И теперь Надя говорила все так же увлеченно, красиво, она постоянно припоминала писателей, богов, философов. Она была тоненькая, миниатюрная, но Артему почему-то казалось, что все в этом доме — в ее маленьких крепких руках.
— Ах, Артем, жаль, ты не понимаешь, что человеку нужно свое убежище, свой малый мир, в котором он был бы всегда сам с собой. Человеку, словно планете в безбрежности мироздания, нужна собственная орбита.
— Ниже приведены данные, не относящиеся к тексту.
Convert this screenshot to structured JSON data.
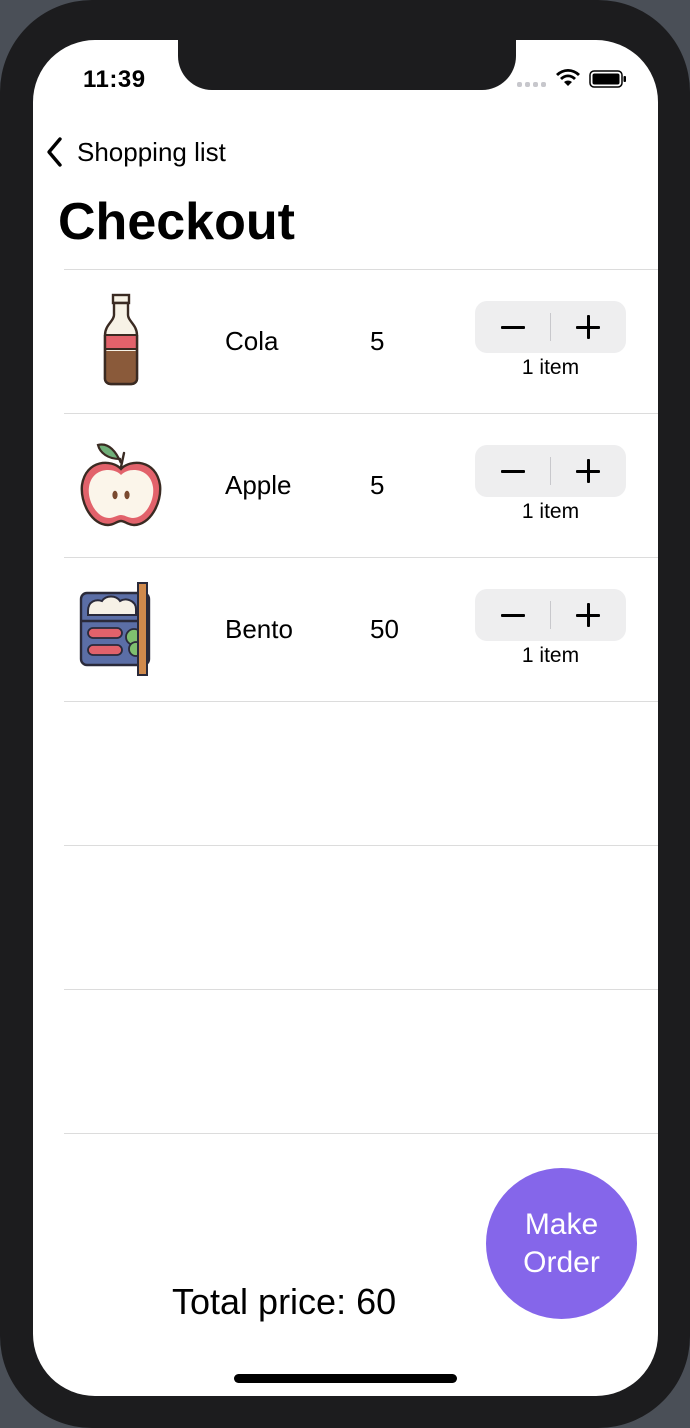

У Нади тоже была своя «орбита»: она увлекалась садовой клубникой. В первую же субботу Надя и Стас посадили Артема в свой «москвичок» и повезли на дачу, которая называлась почему-то «шале». Когда приехали, Надя взяла Артема за руку и торжественно подвела к клубничным грядкам. Подняла хлорвиниловую пленку и, ликуя, сорвала с любимого корня несколько ягод. Величиной клубничины были чуть не с кулак и уже наливались ярой, словно утренняя заря, спелостью. И это в начале июня! Свои грядки Надя тоже называла «экспериментальными отсеками», но сад был ее, Нади, миром и убежищем. Между прочим, пугало на клубничной плантации было обряжено в женское платье — Надину цветную юбку, шляпку и старенький свитер.
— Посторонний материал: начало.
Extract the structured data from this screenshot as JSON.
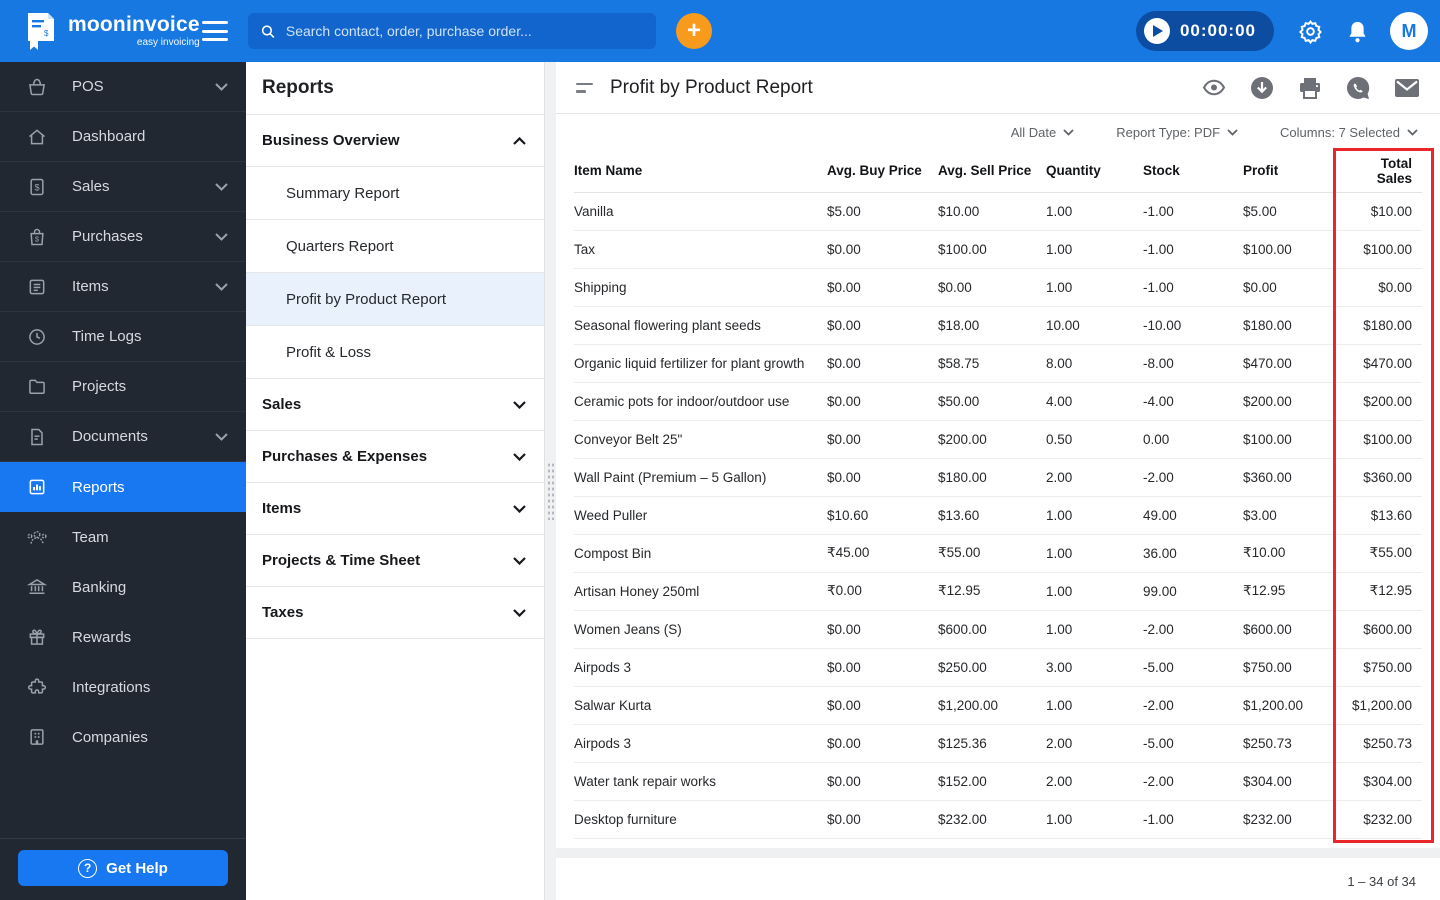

Пять сортов «виктории» выхаживала Надя: от раннеспелого чемпиона-северянина до рекорднопоздней неженки «чилийки», и все грядки накрывались пленкой, чтобы сорта не перемешались.
— Ешь, — угощала она Артема. — Клубника — пища богов.
Из бетонного погреба она достала пять стеклянных бочоночков с притертыми пробками и краниками внизу. Нацедила из первого бочоночка, и на веранде запахло клубничным цветом. Оказалось, во всех бочоночках разное вино, из каждого сорта клубники — свое. Под испытующими взглядами Нади мужчины снимали пробу, хвалили. Вина были мягкие, игристые, но не безобидные: после третьего сорта у Артема зашумело в голове.
— Ну, а ты как живешь? — спросил Артема Стас, когда, сбросив пиджаки, в домашней обуви они сели за стол. — Что у тебя с ногой?
— Парочку пальцев тундра съела.
— Бедный Артемчик! — пожалела Надя, а Стас попросил: — Как дело было?
— Пурговал возле вертолета двое суток. Из Кур-Хонолаха на базу возвращался, двигатель обрезало.
— На авторотации садился?
— Ну да. Повезло: на сугроб плюхнулся, даже машину не помял. А дуло с морозцем, пришлось в снег закапываться.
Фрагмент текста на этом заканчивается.